Programmed Switch in The Mitochondrial Degradation Pathways During Human Retinal Ganglion Cell Differentiation from Stem Cells is Critical for RGC Survival

Retinal ganglion cell (RGC) degeneration is the root cause for vision loss in glaucoma as well as in other forms of optic neuropathies. Genetic analysis indicated abnormal mitochondrial quality control (MQC) as a major risk factor for optic neuropathies. However, nothing is known on how MQC regulates human retinal ganglion cell (hRGC) health and survival. Human pluripotent stem cells (hPSCs) provide opportunity to differentiate hRGCs and understand the abnormal MQC associated hRGC degeneration in great detail. Degradation of damaged mitochondria is a very critical step of MQC, here we have used stem cell derived hRGCs to understand the damaged mitochondrial degradation pathways for hRGC survival.
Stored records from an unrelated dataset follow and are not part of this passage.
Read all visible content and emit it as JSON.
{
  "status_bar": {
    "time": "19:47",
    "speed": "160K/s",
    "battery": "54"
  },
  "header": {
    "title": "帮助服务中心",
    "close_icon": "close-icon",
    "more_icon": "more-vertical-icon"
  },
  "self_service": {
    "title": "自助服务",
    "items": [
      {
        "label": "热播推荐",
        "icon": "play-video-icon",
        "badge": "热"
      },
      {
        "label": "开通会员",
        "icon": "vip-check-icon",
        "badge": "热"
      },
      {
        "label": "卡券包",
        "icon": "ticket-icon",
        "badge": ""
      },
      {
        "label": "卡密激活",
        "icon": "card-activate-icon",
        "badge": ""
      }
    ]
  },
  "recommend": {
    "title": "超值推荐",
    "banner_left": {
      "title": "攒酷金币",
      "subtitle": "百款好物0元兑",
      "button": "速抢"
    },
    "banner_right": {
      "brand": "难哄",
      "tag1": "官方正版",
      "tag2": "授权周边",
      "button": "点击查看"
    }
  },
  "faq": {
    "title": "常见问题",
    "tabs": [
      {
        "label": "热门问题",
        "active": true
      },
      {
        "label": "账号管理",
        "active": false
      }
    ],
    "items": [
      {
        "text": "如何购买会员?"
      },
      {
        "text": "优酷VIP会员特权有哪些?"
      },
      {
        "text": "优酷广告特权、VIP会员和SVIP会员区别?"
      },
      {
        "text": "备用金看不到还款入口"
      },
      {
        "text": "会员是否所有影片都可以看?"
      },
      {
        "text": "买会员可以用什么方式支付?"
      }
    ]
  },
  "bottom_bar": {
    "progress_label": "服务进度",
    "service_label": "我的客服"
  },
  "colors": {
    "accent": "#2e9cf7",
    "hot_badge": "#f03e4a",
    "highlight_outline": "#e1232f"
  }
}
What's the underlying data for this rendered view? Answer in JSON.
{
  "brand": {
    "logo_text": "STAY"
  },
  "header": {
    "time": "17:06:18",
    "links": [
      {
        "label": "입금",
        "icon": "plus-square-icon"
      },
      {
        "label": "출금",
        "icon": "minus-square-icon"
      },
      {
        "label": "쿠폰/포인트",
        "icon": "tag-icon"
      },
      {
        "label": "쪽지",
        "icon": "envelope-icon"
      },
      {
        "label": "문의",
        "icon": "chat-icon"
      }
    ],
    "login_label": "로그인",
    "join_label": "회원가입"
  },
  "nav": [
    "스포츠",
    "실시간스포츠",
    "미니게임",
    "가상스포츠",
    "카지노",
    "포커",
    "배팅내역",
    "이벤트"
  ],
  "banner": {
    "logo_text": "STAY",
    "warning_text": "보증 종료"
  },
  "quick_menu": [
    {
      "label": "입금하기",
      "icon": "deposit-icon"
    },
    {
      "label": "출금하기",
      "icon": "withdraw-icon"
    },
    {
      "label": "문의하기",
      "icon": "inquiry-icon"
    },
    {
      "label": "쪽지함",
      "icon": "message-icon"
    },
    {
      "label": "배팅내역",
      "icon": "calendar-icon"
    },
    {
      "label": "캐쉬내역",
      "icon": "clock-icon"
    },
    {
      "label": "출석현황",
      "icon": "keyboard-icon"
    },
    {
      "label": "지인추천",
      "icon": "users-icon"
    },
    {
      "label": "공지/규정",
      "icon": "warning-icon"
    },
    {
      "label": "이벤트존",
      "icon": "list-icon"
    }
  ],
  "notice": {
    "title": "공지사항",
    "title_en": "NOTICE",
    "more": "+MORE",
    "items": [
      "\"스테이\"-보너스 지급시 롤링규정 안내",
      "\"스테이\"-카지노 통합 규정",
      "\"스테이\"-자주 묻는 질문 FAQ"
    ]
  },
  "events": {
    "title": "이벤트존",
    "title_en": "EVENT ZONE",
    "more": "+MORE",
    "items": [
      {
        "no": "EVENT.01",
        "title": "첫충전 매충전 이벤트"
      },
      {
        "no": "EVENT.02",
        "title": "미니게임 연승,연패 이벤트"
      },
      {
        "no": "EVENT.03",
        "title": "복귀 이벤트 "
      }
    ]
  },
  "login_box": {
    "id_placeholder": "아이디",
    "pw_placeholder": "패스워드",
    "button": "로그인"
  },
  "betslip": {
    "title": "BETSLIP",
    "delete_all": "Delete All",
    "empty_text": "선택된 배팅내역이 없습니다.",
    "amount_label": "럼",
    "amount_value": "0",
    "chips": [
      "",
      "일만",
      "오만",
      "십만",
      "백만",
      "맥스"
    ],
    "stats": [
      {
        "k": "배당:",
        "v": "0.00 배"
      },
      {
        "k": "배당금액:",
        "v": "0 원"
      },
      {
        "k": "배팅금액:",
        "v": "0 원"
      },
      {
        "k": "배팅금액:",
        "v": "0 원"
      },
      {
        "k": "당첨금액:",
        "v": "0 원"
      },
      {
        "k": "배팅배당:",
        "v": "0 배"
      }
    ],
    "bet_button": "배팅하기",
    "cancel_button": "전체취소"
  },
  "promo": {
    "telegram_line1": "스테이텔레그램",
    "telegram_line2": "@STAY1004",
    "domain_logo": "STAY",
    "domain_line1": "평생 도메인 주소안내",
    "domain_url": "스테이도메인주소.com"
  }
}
Using pharmacological methods, we have investigated the role of the proteasomal and endo-lysosomal pathways in degrading damaged mitochondria in hRGCs and their precursor stem cells. We find that upon mitochondrial damage with the proton uncoupler carbonyl cyanide m-chlorophenyl hydrazone (CCCP), hRGCs more efficiently degraded mitochondria than their precursor stem cells. We further identified that for degrading damaged mitochondria, stem cells predominantly use the ubiquitine-proteasome system (UPS) while hRGCs use the endo-lysosomal pathway. UPS inhibition causes apoptosis in stem cells, while hRGC viability is dependent on the endo-lysosomal pathway but not on the UPS pathway. This suggests manipulation of the endo-lysosomal pathway could be therapeutically relevant for RGC protection in treating glaucoma. Endo-lysosome dependent cell survival is also conserved for other human neurons as differentiated human cerebral cortical neurons also degenerated upon endo-lysosomal inhibition but not for the proteasome inhibition. SIGNIFICANCE STATEMENT Using human stem cells we have shown a switch in the mitochondrial degradation pathway during hRGC differentiation where endo-lysosomal pathway becomes the predominant pathway for cellular homeostasis and hRGC survival which is also true for human cortical neurons. These findings suggest manipulation of the endo-lysosomal pathway could be therapeutically relevant for RGC protection in treating glaucoma as well as for other neurodegenerative diseases.